The idea is that the chatbot understands your best practices and follows them every single time. Just like a perfect employee would.

Step 8: Understanding context

It’s critical that your chatbot understands context, because then it can make helpful suggestions during a conversation. Just like a well-trained support person would. Plus, it’s also important that the chatbot understands who you are and where you are. This way a meaningful conversation can take place, as opposed to a simple Q&A.

So, for example, if someone asks a question about taking time off work, the chatbot should already know that if the person resides in Germany, that it should respond with whatever is the German policy (because that may be different to the American policy). And, also, that it offers to help the person complete a leave of absence request, if they so wish.

Step 9: Think big, but be agile

There is a school of thought that says that chatbot pilots should only include a small number of “intents” (aka functionality).

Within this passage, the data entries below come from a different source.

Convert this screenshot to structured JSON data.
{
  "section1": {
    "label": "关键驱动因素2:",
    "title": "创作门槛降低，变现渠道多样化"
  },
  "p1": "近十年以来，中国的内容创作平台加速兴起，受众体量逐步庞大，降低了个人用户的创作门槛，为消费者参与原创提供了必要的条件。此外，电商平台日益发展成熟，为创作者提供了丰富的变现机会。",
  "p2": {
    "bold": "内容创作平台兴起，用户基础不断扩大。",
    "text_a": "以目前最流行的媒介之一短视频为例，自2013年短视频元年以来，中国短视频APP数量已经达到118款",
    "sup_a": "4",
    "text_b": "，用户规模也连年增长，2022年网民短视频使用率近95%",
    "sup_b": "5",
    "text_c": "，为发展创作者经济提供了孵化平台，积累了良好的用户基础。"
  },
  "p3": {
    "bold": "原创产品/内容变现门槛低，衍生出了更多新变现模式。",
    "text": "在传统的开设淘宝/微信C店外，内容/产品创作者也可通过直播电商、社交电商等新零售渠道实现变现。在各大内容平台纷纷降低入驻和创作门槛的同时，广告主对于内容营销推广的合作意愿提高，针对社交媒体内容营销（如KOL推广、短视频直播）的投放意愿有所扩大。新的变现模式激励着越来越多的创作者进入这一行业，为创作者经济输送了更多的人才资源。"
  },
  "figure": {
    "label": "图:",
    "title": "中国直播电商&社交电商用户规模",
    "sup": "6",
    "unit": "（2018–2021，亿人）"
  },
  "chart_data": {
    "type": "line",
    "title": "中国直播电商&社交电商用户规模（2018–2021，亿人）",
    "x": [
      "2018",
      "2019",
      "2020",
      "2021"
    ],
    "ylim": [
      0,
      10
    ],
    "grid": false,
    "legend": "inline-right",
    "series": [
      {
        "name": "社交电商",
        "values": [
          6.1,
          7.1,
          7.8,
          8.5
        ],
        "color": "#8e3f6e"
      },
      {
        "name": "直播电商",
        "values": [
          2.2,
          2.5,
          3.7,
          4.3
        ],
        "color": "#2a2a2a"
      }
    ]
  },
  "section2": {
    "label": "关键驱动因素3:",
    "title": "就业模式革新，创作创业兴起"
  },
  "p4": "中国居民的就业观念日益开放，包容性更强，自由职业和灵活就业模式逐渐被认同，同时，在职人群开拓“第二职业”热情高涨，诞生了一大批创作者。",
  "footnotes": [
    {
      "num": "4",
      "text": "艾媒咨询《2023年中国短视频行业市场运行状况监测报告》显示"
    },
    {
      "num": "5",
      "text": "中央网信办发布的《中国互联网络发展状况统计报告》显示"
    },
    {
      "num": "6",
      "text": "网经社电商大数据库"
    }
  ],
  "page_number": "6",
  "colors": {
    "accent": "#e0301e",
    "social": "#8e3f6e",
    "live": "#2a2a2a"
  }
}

We at IntraSee do not subscribe to that point of view. A pilot using this methodology may appear to be a success – but that could all be an illusion.

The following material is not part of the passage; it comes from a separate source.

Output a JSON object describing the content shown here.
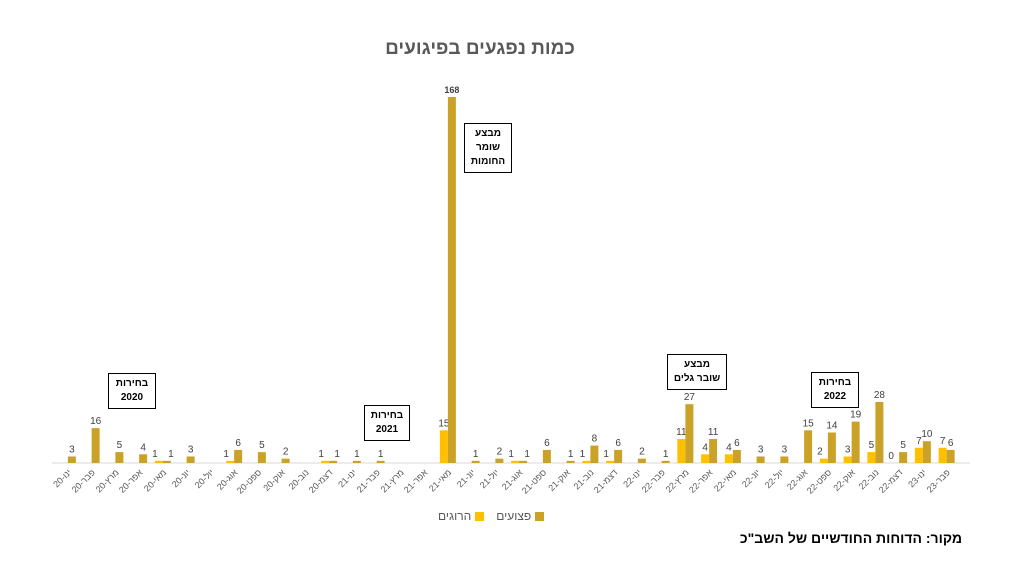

The main (but not only) purpose of a pilot should be to see what would happen in a full rollout to your entire user population, but with a smaller group of people where you can monitor and see what works and what doesn’t. And the only way to do that properly is to try and make your pilot scope close to what you expect your full production scope to be.

This means you also need to be agile during the pilot and can adjust to things you see, such that by the end of the pilot you have a close match to what your pilot-to-production path would be. HINT: This is why you need a configurable and fully automated solution.

Step 10: Don’t try and “roll your own” chatbot pilot

There’s no doubt that chatbots are the most exciting thing to happen in the software industry in the past 20 years. And there’s a ton of examples on the internet about how easy it is to create a chatbot that can accept pizza orders. But Enterprise chatbots are highly complex and sophisticated creatures. And to build one properly from scratch would take many years. So, the strong recommendation would be to use something already built off-the-shelf that can quickly be configured for all your needs. This isn’t just our recommendation, this is the recommendation of Gartner too, from last year’s Gartner Application Summit.

Gartner’s clear advice for IT is to stop building things that are already built. Ultimately, it’s not just a waste of time and money, it also contributes to IT being primarily focused on being in “maintenance mode”, instead of “innovation mode”.